Raccolta differenziata, porta a porta, smaltimento: l’Emilia-Romagna fa passi avanti. E’ quanto emerge dalla decima edizione dei ‘Comuni Ricicloni’ di Legambiente: per il 2016 sono stati 54 i comuni sopra il 75% di raccolta differenziata – erano 41 l’anno precedente – con 64 città che smaltiscono meno di 150 kg/abitante. C’è però, sottolinea l’associazione, una grande disparità tra territori e gestori: sono forti infatti le differenze tra l’Emilia e la Romagna, in favore della prima dove ci sono gestori a un passo dall’obiettivo di raccolta differenziata fissato dalla regione per il 2020. Nel dettaglio, viene spiegato, “in grave ritardo la provincia di Bologna, la Romagna ed in generale il bacino Hera: in questo comprensorio, il più grande per comuni serviti, si smaltiscono più rifiuti della media regionale e si fatica a superare il 55% di differenziata anche per colpa della mancata diffusione di raccolta domiciliare e tariffazione puntuale”. Guardando invece ai Comuni premiati, nella categoria di quelli sopra i 25.000, Carpi, nel Modenese, registra il minor quantitativo di rifiuti totali smaltiti (79 kg/ab) e la maggior percentuale di raccolta differenziata (81%). Al secondo posto, Fidenza, nel Parmense, e San Giovanni in Persiceto, nel Bolognese. Nella categoria dei Comuni tra 5.000 e 25.000 abitanti, si aggiudica il primo posto per i minori quantitativi a smaltimento Novi di Modena.

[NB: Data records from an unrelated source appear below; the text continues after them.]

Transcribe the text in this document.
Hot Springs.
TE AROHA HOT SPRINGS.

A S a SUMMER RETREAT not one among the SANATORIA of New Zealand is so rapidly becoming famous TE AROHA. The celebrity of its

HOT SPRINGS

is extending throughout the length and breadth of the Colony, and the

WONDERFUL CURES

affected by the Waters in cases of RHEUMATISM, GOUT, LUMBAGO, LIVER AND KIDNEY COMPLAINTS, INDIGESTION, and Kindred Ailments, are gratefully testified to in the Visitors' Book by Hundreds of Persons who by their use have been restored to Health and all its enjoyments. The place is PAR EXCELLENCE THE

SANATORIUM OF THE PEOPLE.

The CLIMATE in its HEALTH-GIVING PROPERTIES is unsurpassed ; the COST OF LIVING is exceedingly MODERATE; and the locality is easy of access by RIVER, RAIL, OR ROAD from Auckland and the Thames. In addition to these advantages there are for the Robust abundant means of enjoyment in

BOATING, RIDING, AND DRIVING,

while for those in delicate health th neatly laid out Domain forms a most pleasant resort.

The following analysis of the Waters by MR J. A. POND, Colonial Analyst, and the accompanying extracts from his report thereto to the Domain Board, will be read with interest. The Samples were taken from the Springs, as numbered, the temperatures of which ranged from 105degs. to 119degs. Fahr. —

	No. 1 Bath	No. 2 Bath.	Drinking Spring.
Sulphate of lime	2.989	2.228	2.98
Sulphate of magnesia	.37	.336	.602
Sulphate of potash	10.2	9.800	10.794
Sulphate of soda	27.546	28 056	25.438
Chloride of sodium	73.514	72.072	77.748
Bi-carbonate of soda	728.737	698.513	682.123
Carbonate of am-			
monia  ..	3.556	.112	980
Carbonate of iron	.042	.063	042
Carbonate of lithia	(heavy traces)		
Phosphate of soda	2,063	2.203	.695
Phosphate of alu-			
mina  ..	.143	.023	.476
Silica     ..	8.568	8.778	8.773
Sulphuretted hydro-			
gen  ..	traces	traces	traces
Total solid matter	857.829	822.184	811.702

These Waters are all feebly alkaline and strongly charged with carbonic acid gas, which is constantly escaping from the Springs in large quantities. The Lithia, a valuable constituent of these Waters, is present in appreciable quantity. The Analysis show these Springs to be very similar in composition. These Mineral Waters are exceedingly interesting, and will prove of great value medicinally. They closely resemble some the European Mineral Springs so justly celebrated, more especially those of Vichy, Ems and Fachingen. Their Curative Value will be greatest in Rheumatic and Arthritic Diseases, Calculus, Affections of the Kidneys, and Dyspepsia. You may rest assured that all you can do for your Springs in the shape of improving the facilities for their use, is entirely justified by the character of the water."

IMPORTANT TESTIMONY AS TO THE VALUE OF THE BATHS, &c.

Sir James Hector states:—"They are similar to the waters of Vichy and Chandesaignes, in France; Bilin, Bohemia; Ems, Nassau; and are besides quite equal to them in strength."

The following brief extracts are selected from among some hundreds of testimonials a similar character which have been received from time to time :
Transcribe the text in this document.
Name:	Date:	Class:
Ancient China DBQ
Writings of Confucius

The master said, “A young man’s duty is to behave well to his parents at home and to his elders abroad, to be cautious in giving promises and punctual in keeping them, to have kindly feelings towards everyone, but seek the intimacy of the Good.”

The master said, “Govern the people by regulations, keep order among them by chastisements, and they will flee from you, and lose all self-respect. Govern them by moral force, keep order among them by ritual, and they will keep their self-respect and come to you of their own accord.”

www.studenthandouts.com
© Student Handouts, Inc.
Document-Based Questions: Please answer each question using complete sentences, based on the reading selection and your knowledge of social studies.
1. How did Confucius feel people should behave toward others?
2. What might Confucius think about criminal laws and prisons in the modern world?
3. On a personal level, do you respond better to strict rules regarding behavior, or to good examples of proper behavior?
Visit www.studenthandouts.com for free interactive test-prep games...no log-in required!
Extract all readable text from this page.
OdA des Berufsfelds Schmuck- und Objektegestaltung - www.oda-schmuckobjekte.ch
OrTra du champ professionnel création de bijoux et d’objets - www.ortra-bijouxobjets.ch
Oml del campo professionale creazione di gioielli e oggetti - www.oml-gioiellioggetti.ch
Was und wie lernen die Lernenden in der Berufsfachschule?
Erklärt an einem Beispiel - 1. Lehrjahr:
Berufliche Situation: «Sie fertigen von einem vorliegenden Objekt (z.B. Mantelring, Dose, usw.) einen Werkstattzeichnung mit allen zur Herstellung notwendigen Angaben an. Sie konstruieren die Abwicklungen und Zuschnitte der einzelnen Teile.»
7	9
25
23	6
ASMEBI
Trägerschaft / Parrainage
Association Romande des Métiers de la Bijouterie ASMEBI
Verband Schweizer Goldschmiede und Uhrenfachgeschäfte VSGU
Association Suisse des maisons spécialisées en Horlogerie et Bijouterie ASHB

Al secondo posto un’altra modenese, Medolla, e poi Cavriago, nel Reggiano. Tra i Comuni sotto i 5000 abitanti, Mezzani, nel Parmense, si aggiudica il primo posto sia per i minori quantitativi a smaltimento che per la maggior percentuale di differenziata. Secondi i comuni di Mirabello, nel Ferrarese, e Rolo, nel Reggiano.